This hardware demonstration showcases a fully integrated UAV–UGV system executing cooperative routing and recharging operations in an outdoor environment. The UAV autonomously visits task locations while the UGV navigates on-ground roads to provide energy support through rendezvous-based recharging. The experiment validates our energy-aware replanning framework, demonstrating robust coordination between aerial and ground agents under real-world conditions. 

This demonstration showcases real-world experiments in autonomous robot navigation using GPS and sensor fusion techniques. The robots are guided to visit a set of task points outdoors without relying on pre-mapped environments.

The system integrates GPS data with IMU and odometry inputs through sensor fusion algorithms, enabling the robot to accurately localize itself and follow planned paths. In certain scenarios, SLAM (Simultaneous Localization and Mapping) modules are used for additional precision in semi-structured environments.
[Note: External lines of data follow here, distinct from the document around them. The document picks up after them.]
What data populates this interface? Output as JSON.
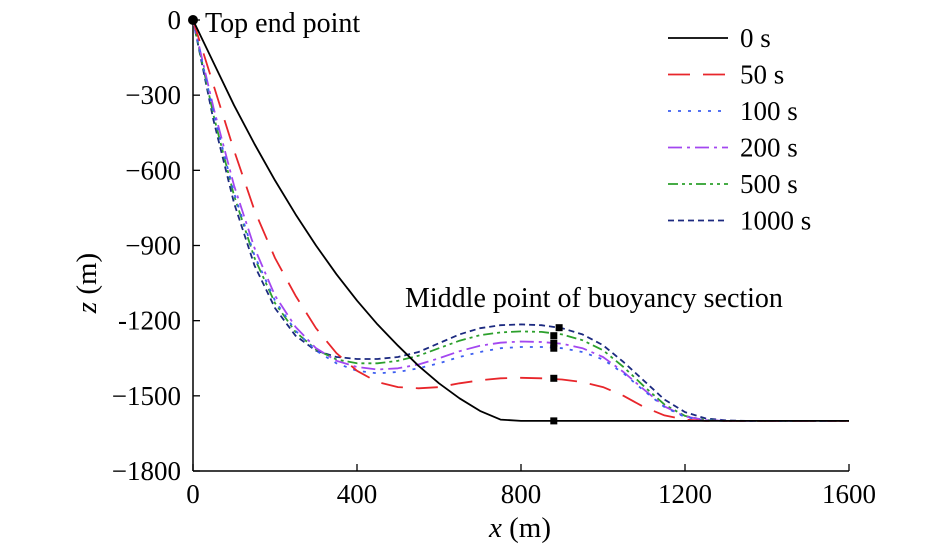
{
  "chart_data": {
    "type": "line",
    "xlabel_var": "x",
    "xlabel_unit": " (m)",
    "ylabel_var": "z",
    "ylabel_unit": " (m)",
    "xlim": [
      0,
      1600
    ],
    "ylim": [
      -1800,
      0
    ],
    "x_ticks": [
      {
        "value": 0,
        "label": "0"
      },
      {
        "value": 400,
        "label": "400"
      },
      {
        "value": 800,
        "label": "800"
      },
      {
        "value": 1200,
        "label": "1200"
      },
      {
        "value": 1600,
        "label": "1600"
      }
    ],
    "y_ticks": [
      {
        "value": 0,
        "label": "0"
      },
      {
        "value": -300,
        "label": "−300"
      },
      {
        "value": -600,
        "label": "−600"
      },
      {
        "value": -900,
        "label": "−900"
      },
      {
        "value": -1200,
        "label": "-1200"
      },
      {
        "value": -1500,
        "label": "−1500"
      },
      {
        "value": -1800,
        "label": "−1800"
      }
    ],
    "annotations": {
      "top_end_point": {
        "text": "Top end point",
        "x": 0,
        "z": 0
      },
      "middle_point": {
        "text": "Middle point of buoyancy section"
      }
    },
    "legend_position": "top-right",
    "grid": false,
    "series": [
      {
        "name": "0 s",
        "color": "#000000",
        "dash": "solid",
        "x": [
          0,
          50,
          100,
          150,
          200,
          250,
          300,
          350,
          400,
          450,
          500,
          550,
          600,
          650,
          700,
          750,
          800,
          850,
          900,
          1000,
          1200,
          1400,
          1600
        ],
        "z": [
          0,
          -170,
          -340,
          -495,
          -640,
          -775,
          -900,
          -1015,
          -1120,
          -1215,
          -1300,
          -1380,
          -1450,
          -1510,
          -1560,
          -1595,
          -1600,
          -1600,
          -1600,
          -1600,
          -1600,
          -1600,
          -1600
        ],
        "marker": [
          880,
          -1600
        ]
      },
      {
        "name": "50 s",
        "color": "#e8262b",
        "dash": "long-dash",
        "x": [
          0,
          50,
          100,
          150,
          200,
          250,
          300,
          350,
          400,
          450,
          500,
          550,
          600,
          650,
          700,
          750,
          800,
          850,
          900,
          950,
          1000,
          1050,
          1100,
          1150,
          1200,
          1250,
          1300,
          1400,
          1600
        ],
        "z": [
          0,
          -260,
          -520,
          -760,
          -950,
          -1100,
          -1230,
          -1330,
          -1400,
          -1445,
          -1465,
          -1470,
          -1465,
          -1450,
          -1438,
          -1430,
          -1428,
          -1430,
          -1435,
          -1445,
          -1465,
          -1500,
          -1545,
          -1578,
          -1595,
          -1600,
          -1600,
          -1600,
          -1600
        ],
        "marker": [
          880,
          -1430
        ]
      },
      {
        "name": "100 s",
        "color": "#3d5ff0",
        "dash": "dotted",
        "x": [
          0,
          50,
          100,
          150,
          200,
          250,
          300,
          350,
          400,
          450,
          500,
          550,
          600,
          650,
          700,
          750,
          800,
          850,
          900,
          950,
          1000,
          1050,
          1100,
          1150,
          1200,
          1250,
          1300,
          1400,
          1600
        ],
        "z": [
          0,
          -370,
          -690,
          -940,
          -1120,
          -1240,
          -1320,
          -1370,
          -1400,
          -1410,
          -1405,
          -1390,
          -1370,
          -1345,
          -1325,
          -1310,
          -1305,
          -1305,
          -1310,
          -1325,
          -1355,
          -1410,
          -1480,
          -1545,
          -1585,
          -1598,
          -1600,
          -1600,
          -1600
        ],
        "marker": [
          880,
          -1310
        ]
      },
      {
        "name": "200 s",
        "color": "#a347f0",
        "dash": "dash-dot",
        "x": [
          0,
          50,
          100,
          150,
          200,
          250,
          300,
          350,
          400,
          450,
          500,
          550,
          600,
          650,
          700,
          750,
          800,
          850,
          900,
          950,
          1000,
          1050,
          1100,
          1150,
          1200,
          1250,
          1300,
          1400,
          1600
        ],
        "z": [
          0,
          -350,
          -660,
          -910,
          -1100,
          -1225,
          -1310,
          -1360,
          -1385,
          -1395,
          -1390,
          -1375,
          -1350,
          -1322,
          -1300,
          -1288,
          -1283,
          -1285,
          -1292,
          -1310,
          -1345,
          -1405,
          -1475,
          -1542,
          -1582,
          -1597,
          -1600,
          -1600,
          -1600
        ],
        "marker": [
          880,
          -1290
        ]
      },
      {
        "name": "500 s",
        "color": "#2ca02c",
        "dash": "dash-dot-dot",
        "x": [
          0,
          50,
          100,
          150,
          200,
          250,
          300,
          350,
          400,
          450,
          500,
          550,
          600,
          650,
          700,
          750,
          800,
          850,
          900,
          950,
          1000,
          1050,
          1100,
          1150,
          1200,
          1250,
          1300,
          1400,
          1600
        ],
        "z": [
          0,
          -380,
          -700,
          -950,
          -1130,
          -1245,
          -1315,
          -1355,
          -1370,
          -1370,
          -1360,
          -1340,
          -1310,
          -1280,
          -1258,
          -1247,
          -1243,
          -1245,
          -1255,
          -1278,
          -1318,
          -1385,
          -1462,
          -1535,
          -1580,
          -1597,
          -1600,
          -1600,
          -1600
        ],
        "marker": [
          880,
          -1260
        ]
      },
      {
        "name": "1000 s",
        "color": "#1c2a80",
        "dash": "short-dash",
        "x": [
          0,
          50,
          100,
          150,
          200,
          250,
          300,
          350,
          400,
          450,
          500,
          550,
          600,
          650,
          700,
          750,
          800,
          850,
          900,
          950,
          1000,
          1050,
          1100,
          1150,
          1200,
          1250,
          1300,
          1350,
          1400,
          1600
        ],
        "z": [
          0,
          -400,
          -730,
          -980,
          -1150,
          -1260,
          -1320,
          -1345,
          -1353,
          -1353,
          -1345,
          -1325,
          -1290,
          -1255,
          -1230,
          -1218,
          -1215,
          -1218,
          -1230,
          -1255,
          -1298,
          -1365,
          -1440,
          -1515,
          -1565,
          -1590,
          -1598,
          -1600,
          -1600,
          -1600
        ],
        "marker": [
          893,
          -1228
        ]
      }
    ]
  }
}
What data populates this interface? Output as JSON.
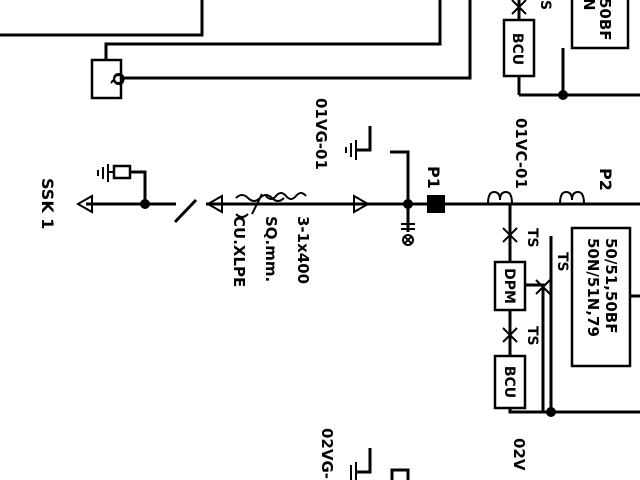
{
  "labels": {
    "ssk": "SSK 1",
    "cable_line1": "3-1x400",
    "cable_line2": "SQ.mm.",
    "cable_line3": "CU.XLPE",
    "vg01": "01VG-01",
    "vc01": "01VC-01",
    "vg02": "02VG-",
    "vc02": "02V",
    "p1": "P1",
    "p2": "P2",
    "ts1": "TS",
    "ts2": "TS",
    "ts3": "TS",
    "ts_top": "S",
    "bcu_top": "BCU",
    "bcu_bottom": "BCU",
    "dpm": "DPM",
    "relay_line1": "50/51,50BF",
    "relay_line2": "50N/51N,79",
    "relay_top_line1": "50BF",
    "relay_top_line2": "N",
    "q_box": "Q"
  }
}
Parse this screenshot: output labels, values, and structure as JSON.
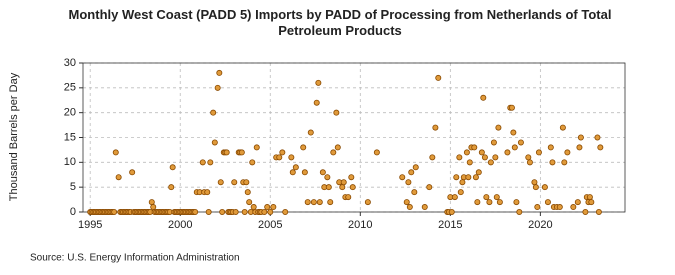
{
  "chart_data": {
    "type": "scatter",
    "title": "Monthly West Coast (PADD 5) Imports by PADD of Processing from Netherlands of Total Petroleum Products",
    "ylabel": "Thousand Barrels per Day",
    "source": "Source: U.S. Energy Information Administration",
    "color": "#e09a3a",
    "edge_color": "#8a4a00",
    "x": [
      1995.0,
      1995.08,
      1995.17,
      1995.25,
      1995.33,
      1995.42,
      1995.5,
      1995.58,
      1995.67,
      1995.75,
      1995.83,
      1995.92,
      1996.0,
      1996.08,
      1996.17,
      1996.25,
      1996.33,
      1996.42,
      1996.58,
      1996.67,
      1996.75,
      1996.83,
      1996.92,
      1997.0,
      1997.08,
      1997.17,
      1997.25,
      1997.33,
      1997.42,
      1997.5,
      1997.58,
      1997.67,
      1997.75,
      1997.83,
      1997.92,
      1998.0,
      1998.08,
      1998.17,
      1998.25,
      1998.33,
      1998.42,
      1998.5,
      1998.58,
      1998.67,
      1998.75,
      1998.83,
      1998.92,
      1999.0,
      1999.08,
      1999.17,
      1999.25,
      1999.33,
      1999.42,
      1999.5,
      1999.58,
      1999.67,
      1999.75,
      1999.83,
      1999.92,
      2000.0,
      2000.08,
      2000.17,
      2000.25,
      2000.33,
      2000.42,
      2000.5,
      2000.58,
      2000.67,
      2000.75,
      2000.83,
      2000.92,
      2001.08,
      2001.25,
      2001.33,
      2001.5,
      2001.58,
      2001.67,
      2001.83,
      2001.92,
      2002.08,
      2002.17,
      2002.25,
      2002.33,
      2002.42,
      2002.5,
      2002.58,
      2002.67,
      2002.75,
      2002.83,
      2002.92,
      2003.0,
      2003.08,
      2003.25,
      2003.33,
      2003.42,
      2003.5,
      2003.58,
      2003.67,
      2003.75,
      2003.83,
      2003.92,
      2004.0,
      2004.08,
      2004.17,
      2004.25,
      2004.33,
      2004.42,
      2004.5,
      2004.67,
      2004.83,
      2005.0,
      2005.17,
      2005.33,
      2005.5,
      2005.67,
      2005.83,
      2006.17,
      2006.25,
      2006.42,
      2006.83,
      2006.92,
      2007.08,
      2007.25,
      2007.42,
      2007.58,
      2007.67,
      2007.75,
      2007.92,
      2008.0,
      2008.17,
      2008.25,
      2008.33,
      2008.5,
      2008.67,
      2008.75,
      2008.83,
      2009.0,
      2009.08,
      2009.17,
      2009.33,
      2009.5,
      2009.58,
      2010.42,
      2010.92,
      2012.33,
      2012.58,
      2012.67,
      2012.75,
      2012.83,
      2013.0,
      2013.08,
      2013.58,
      2013.83,
      2014.0,
      2014.17,
      2014.33,
      2014.83,
      2014.92,
      2015.0,
      2015.08,
      2015.25,
      2015.33,
      2015.5,
      2015.58,
      2015.67,
      2015.75,
      2015.92,
      2016.0,
      2016.08,
      2016.17,
      2016.33,
      2016.42,
      2016.5,
      2016.58,
      2016.75,
      2016.83,
      2016.92,
      2017.0,
      2017.17,
      2017.25,
      2017.42,
      2017.5,
      2017.58,
      2017.67,
      2017.75,
      2018.17,
      2018.33,
      2018.42,
      2018.5,
      2018.58,
      2018.67,
      2018.83,
      2018.92,
      2019.33,
      2019.42,
      2019.67,
      2019.75,
      2019.83,
      2019.92,
      2020.25,
      2020.42,
      2020.58,
      2020.67,
      2020.75,
      2020.92,
      2021.08,
      2021.25,
      2021.33,
      2021.5,
      2021.83,
      2022.08,
      2022.17,
      2022.25,
      2022.5,
      2022.58,
      2022.67,
      2022.75,
      2022.83,
      2023.17,
      2023.25,
      2023.33
    ],
    "values": [
      0,
      0,
      0,
      0,
      0,
      0,
      0,
      0,
      0,
      0,
      0,
      0,
      0,
      0,
      0,
      0,
      0,
      12,
      7,
      0,
      0,
      0,
      0,
      0,
      0,
      0,
      0,
      8,
      0,
      0,
      0,
      0,
      0,
      0,
      0,
      0,
      0,
      0,
      0,
      0,
      2,
      1,
      0,
      0,
      0,
      0,
      0,
      0,
      0,
      0,
      0,
      0,
      0,
      5,
      9,
      0,
      0,
      0,
      0,
      0,
      0,
      0,
      0,
      0,
      0,
      0,
      0,
      0,
      0,
      0,
      4,
      4,
      10,
      4,
      4,
      0,
      10,
      20,
      14,
      25,
      28,
      6,
      0,
      12,
      12,
      12,
      0,
      0,
      0,
      0,
      6,
      0,
      12,
      12,
      12,
      6,
      0,
      6,
      4,
      2,
      0,
      10,
      1,
      0,
      13,
      0,
      0,
      0,
      0,
      1,
      0,
      1,
      11,
      11,
      12,
      0,
      11,
      8,
      9,
      13,
      8,
      2,
      16,
      2,
      22,
      26,
      2,
      8,
      5,
      7,
      5,
      2,
      12,
      20,
      13,
      6,
      5,
      6,
      3,
      3,
      7,
      5,
      2,
      12,
      7,
      2,
      6,
      1,
      8,
      4,
      9,
      1,
      5,
      11,
      17,
      27,
      0,
      0,
      3,
      0,
      3,
      7,
      11,
      4,
      6,
      7,
      12,
      7,
      10,
      13,
      13,
      7,
      2,
      8,
      12,
      23,
      11,
      3,
      2,
      10,
      14,
      11,
      3,
      17,
      2,
      12,
      21,
      21,
      16,
      13,
      2,
      0,
      14,
      11,
      10,
      6,
      5,
      1,
      12,
      5,
      2,
      13,
      10,
      1,
      1,
      1,
      17,
      10,
      12,
      1,
      2,
      13,
      15,
      0,
      3,
      2,
      3,
      2,
      15,
      0,
      13
    ],
    "xlim": [
      1994.6,
      2024.7
    ],
    "ylim": [
      0,
      30
    ],
    "xticks": [
      1995,
      2000,
      2005,
      2010,
      2015,
      2020
    ],
    "yticks": [
      0,
      5,
      10,
      15,
      20,
      25,
      30
    ],
    "grid": true
  }
}
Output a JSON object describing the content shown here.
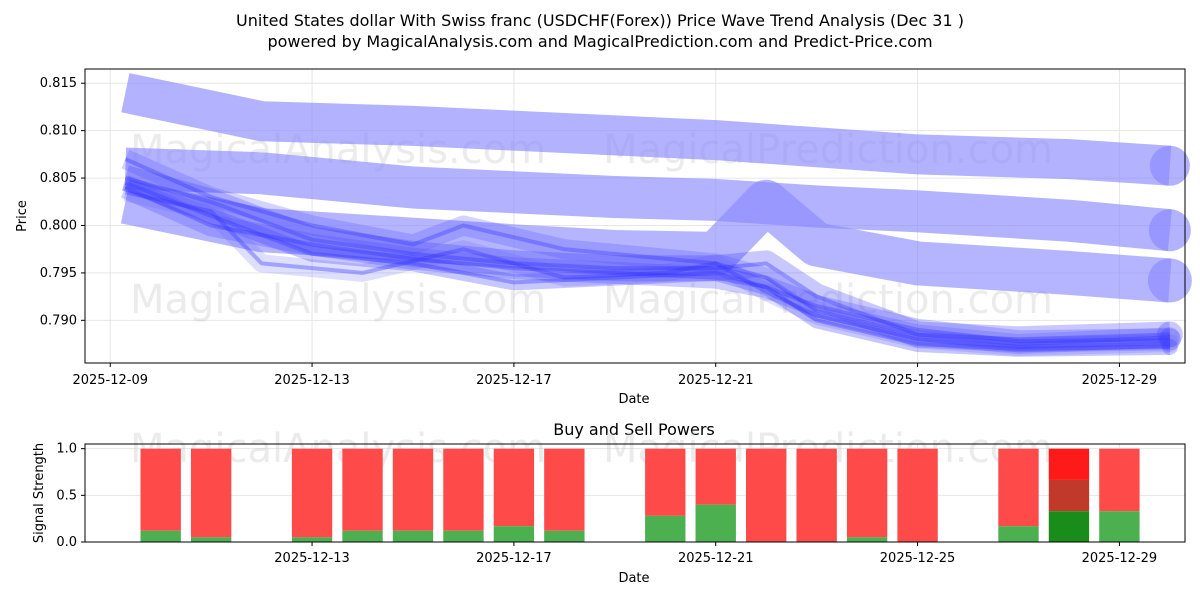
{
  "chart_data": [
    {
      "type": "line",
      "title_line1": "United States dollar With Swiss franc (USDCHF(Forex)) Price Wave Trend Analysis (Dec 31 )",
      "title_line2": "powered by MagicalAnalysis.com and MagicalPrediction.com and Predict-Price.com",
      "xlabel": "Date",
      "ylabel": "Price",
      "xlim_days": [
        -0.5,
        21.3
      ],
      "ylim": [
        0.7855,
        0.8165
      ],
      "x_ticks": [
        {
          "day": 0,
          "label": "2025-12-09"
        },
        {
          "day": 4,
          "label": "2025-12-13"
        },
        {
          "day": 8,
          "label": "2025-12-17"
        },
        {
          "day": 12,
          "label": "2025-12-21"
        },
        {
          "day": 16,
          "label": "2025-12-25"
        },
        {
          "day": 20,
          "label": "2025-12-29"
        }
      ],
      "y_ticks": [
        0.79,
        0.795,
        0.8,
        0.805,
        0.81,
        0.815
      ],
      "y_tick_labels": [
        "0.790",
        "0.795",
        "0.800",
        "0.805",
        "0.810",
        "0.815"
      ],
      "grid": true,
      "series": [
        {
          "name": "wave-band-1",
          "x": [
            0.3,
            3,
            6,
            10,
            12,
            16,
            19,
            21
          ],
          "y": [
            0.814,
            0.811,
            0.8105,
            0.8095,
            0.809,
            0.8075,
            0.807,
            0.8063
          ]
        },
        {
          "name": "wave-band-2",
          "x": [
            0.3,
            3,
            6,
            10,
            12,
            14,
            16,
            19,
            21
          ],
          "y": [
            0.806,
            0.8055,
            0.804,
            0.803,
            0.8027,
            0.802,
            0.8015,
            0.8005,
            0.7995
          ]
        },
        {
          "name": "wave-band-3",
          "x": [
            0.3,
            3,
            6,
            8,
            10,
            12,
            13,
            14,
            16,
            19,
            21
          ],
          "y": [
            0.8025,
            0.7995,
            0.7985,
            0.7978,
            0.7972,
            0.797,
            0.8025,
            0.798,
            0.796,
            0.795,
            0.7942
          ]
        },
        {
          "name": "wave-band-4",
          "x": [
            0.3,
            2,
            4,
            6,
            8,
            10,
            12,
            13,
            14,
            16,
            18,
            21
          ],
          "y": [
            0.805,
            0.8025,
            0.7985,
            0.797,
            0.796,
            0.7955,
            0.7955,
            0.796,
            0.7925,
            0.7885,
            0.788,
            0.7885
          ]
        },
        {
          "name": "wave-band-5",
          "x": [
            0.3,
            2,
            4,
            6,
            8,
            10,
            12,
            13,
            14,
            16,
            18,
            21
          ],
          "y": [
            0.804,
            0.8,
            0.798,
            0.7965,
            0.7955,
            0.795,
            0.7945,
            0.7935,
            0.7915,
            0.789,
            0.7878,
            0.788
          ]
        },
        {
          "name": "wave-band-6",
          "x": [
            0.3,
            2,
            3,
            5,
            7,
            9,
            11,
            12,
            13,
            14,
            16,
            18,
            21
          ],
          "y": [
            0.8035,
            0.8015,
            0.796,
            0.795,
            0.7975,
            0.7945,
            0.795,
            0.796,
            0.793,
            0.7905,
            0.788,
            0.7872,
            0.7876
          ]
        },
        {
          "name": "wave-band-7",
          "x": [
            0.3,
            2,
            4,
            6,
            7,
            9,
            12,
            13,
            14,
            16,
            18,
            21
          ],
          "y": [
            0.807,
            0.803,
            0.8,
            0.798,
            0.8,
            0.7975,
            0.796,
            0.7945,
            0.791,
            0.7885,
            0.7875,
            0.7882
          ]
        },
        {
          "name": "wave-band-8",
          "x": [
            0.3,
            2,
            4,
            6,
            8,
            10,
            12,
            13,
            14,
            16,
            18,
            21
          ],
          "y": [
            0.8045,
            0.801,
            0.797,
            0.796,
            0.794,
            0.7945,
            0.795,
            0.7935,
            0.79,
            0.7875,
            0.787,
            0.7872
          ]
        }
      ],
      "watermarks": [
        "MagicalAnalysis.com",
        "MagicalPrediction.com",
        "MagicalAnalysis.com",
        "MagicalPrediction.com"
      ]
    },
    {
      "type": "bar",
      "title": "Buy and Sell Powers",
      "xlabel": "Date",
      "ylabel": "Signal Strength",
      "ylim": [
        0,
        1.05
      ],
      "y_ticks": [
        0.0,
        0.5,
        1.0
      ],
      "y_tick_labels": [
        "0.0",
        "0.5",
        "1.0"
      ],
      "xlim_days": [
        -0.5,
        21.3
      ],
      "x_ticks": [
        {
          "day": 4,
          "label": "2025-12-13"
        },
        {
          "day": 8,
          "label": "2025-12-17"
        },
        {
          "day": 12,
          "label": "2025-12-21"
        },
        {
          "day": 16,
          "label": "2025-12-25"
        },
        {
          "day": 20,
          "label": "2025-12-29"
        }
      ],
      "colors": {
        "buy": "#4caf50",
        "sell": "#ff4a4a",
        "buy_strong": "#1a8c1a",
        "sell_strong": "#ff1a1a",
        "sell_mid": "#c0392b"
      },
      "bars": [
        {
          "date": "2025-12-10",
          "day": 1,
          "buy": 0.12,
          "sell": 0.88
        },
        {
          "date": "2025-12-11",
          "day": 2,
          "buy": 0.05,
          "sell": 0.95
        },
        {
          "date": "2025-12-13",
          "day": 4,
          "buy": 0.05,
          "sell": 0.95
        },
        {
          "date": "2025-12-14",
          "day": 5,
          "buy": 0.12,
          "sell": 0.88
        },
        {
          "date": "2025-12-15",
          "day": 6,
          "buy": 0.12,
          "sell": 0.88
        },
        {
          "date": "2025-12-16",
          "day": 7,
          "buy": 0.12,
          "sell": 0.88
        },
        {
          "date": "2025-12-17",
          "day": 8,
          "buy": 0.17,
          "sell": 0.83
        },
        {
          "date": "2025-12-18",
          "day": 9,
          "buy": 0.12,
          "sell": 0.88
        },
        {
          "date": "2025-12-20",
          "day": 11,
          "buy": 0.28,
          "sell": 0.72
        },
        {
          "date": "2025-12-21",
          "day": 12,
          "buy": 0.4,
          "sell": 0.6
        },
        {
          "date": "2025-12-22",
          "day": 13,
          "buy": 0.0,
          "sell": 1.0
        },
        {
          "date": "2025-12-23",
          "day": 14,
          "buy": 0.0,
          "sell": 1.0
        },
        {
          "date": "2025-12-24",
          "day": 15,
          "buy": 0.05,
          "sell": 0.95
        },
        {
          "date": "2025-12-25",
          "day": 16,
          "buy": 0.0,
          "sell": 1.0
        },
        {
          "date": "2025-12-27",
          "day": 18,
          "buy": 0.17,
          "sell": 0.83
        },
        {
          "date": "2025-12-28",
          "day": 19,
          "buy": 0.33,
          "sell": 0.67,
          "strong": true
        },
        {
          "date": "2025-12-29",
          "day": 20,
          "buy": 0.33,
          "sell": 0.67
        }
      ]
    }
  ]
}
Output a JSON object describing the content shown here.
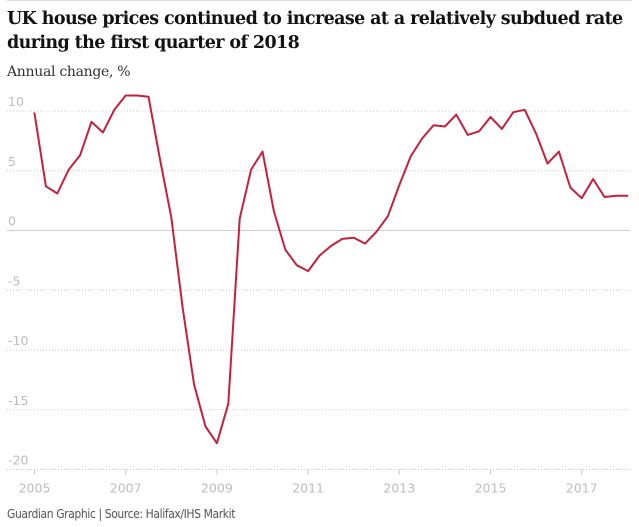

The resulting setup supports real-time autonomous mission execution, even in GPS-denied zones when supported by SLAM.

Key capabilities include:

• GPS-based waypoint navigation

• Real-time localization using sensor fusion

• Path planning and task point coverage

• SLAM integration for map-building 

Demonstrating autonomous UAV flight with waypoint navigation and precision landing in real-world environments, leveraging computer vision, ArUco markers, and MAVSDK. These experiments highlight robust integration of perception and control for reliable autonomous operations.